Bhorer Kagoj was started in 1990 by a company with wide-ranging business and commercial interests, and circulates throughout the country. It has won a reputation for reliability and independence, and its core readership consists of educated and professional groups, and college and university students. The chairman, Mr Sadeque Chowdhury, is clearly a man who is not content to sit back if he feels something more could be done, and it seemed to him that existing agencies had neither the resources nor the opportunities to implement a sustained and effective campaign. “Our objective is to create more awareness of the dangers of tobacco smoking amongst the public, and specifically youngsters, who are the target of the tobacco firms,” he said, as the campaign was being planned, “and advise [people] on ways to quit smoking.” He added that they also wanted to avoid reporting social events sponsored by tobacco companies, so as not to give them publicity, though he acknowledged that it would be difficult covering sport without mentioning brand names, because in Bangladesh, as in so many other countries, sport is increasingly tied up with tobacco.
Bhorer Kagoj is certainly the first newspaper in Bangladesh to take a stand like this, and possibly the first in Asia. World No-Tobacco Day (31 May) saw a number of seminars and rallies held in various parts of the countries. One of these was sponsored by anti-tobacco group ADHUNIK and inaugurated by the President of Bangladesh, who presented Mr Chowdhury with the President’s ADHUNIK Medal, for the paper’s anti-smoking campaign role. The Consumers’ Association of Bangladesh also presented the newspaper with a crest commending its position in the face of loss of commercial gain.

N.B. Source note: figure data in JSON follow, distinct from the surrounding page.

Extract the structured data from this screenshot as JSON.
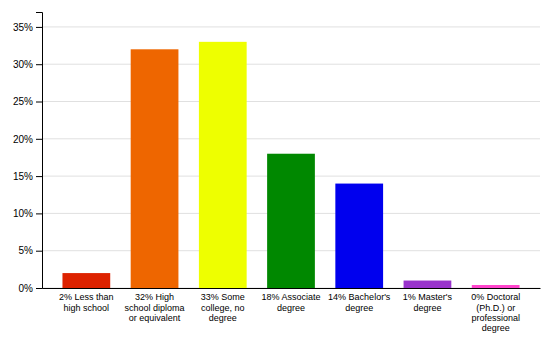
{
  "chart_data": {
    "type": "bar",
    "categories": [
      "2% Less than\nhigh school",
      "32% High\nschool diploma\nor equivalent",
      "33% Some\ncollege, no\ndegree",
      "18% Associate\ndegree",
      "14% Bachelor's\ndegree",
      "1% Master's\ndegree",
      "0% Doctoral\n(Ph.D.) or\nprofessional\ndegree"
    ],
    "values": [
      2,
      32,
      33,
      18,
      14,
      1,
      0.4
    ],
    "colors": [
      "#dd2200",
      "#ee6600",
      "#eeff00",
      "#008800",
      "#0000ee",
      "#9933cc",
      "#ff44cc"
    ],
    "ylim": [
      0,
      37
    ],
    "yticks": [
      {
        "value": 0,
        "label": "0%"
      },
      {
        "value": 5,
        "label": "5%"
      },
      {
        "value": 10,
        "label": "10%"
      },
      {
        "value": 15,
        "label": "15%"
      },
      {
        "value": 20,
        "label": "20%"
      },
      {
        "value": 25,
        "label": "25%"
      },
      {
        "value": 30,
        "label": "30%"
      },
      {
        "value": 35,
        "label": "35%"
      }
    ],
    "grid": true
  }
}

Meanwhile, BAT seems to have increased its advertising campaign in the print media, and to be adopting a higher corporate profile. The company recently changed the name of its local subsidiary from Bangladesh Tobacco Company to British American Tobacco Bangladesh (BATB), a move which seems in keeping with a trend to a more aggressive, transnational marketing and operational style. An interesting spin-off from the Bhorer Kagoj campaign has been BATB’s response when told that the paper would no longer carry its cigarette ads. BATB sent the newspaper photocopies of the discredited articles in the British Sunday newspaper, the Sunday Telegraph, together with similar pages from The Economist, which had slavishly followed the same line. These articles purported to show that the World Health Organisation had found passive smoking to be harmless, and had then suppressed its findings (see Tobacco Control 1998;7:119–20; andBMJ 1998;316:945).
Welcome to the world war on tobacco, Bhorer Kagoj. We wish you every success.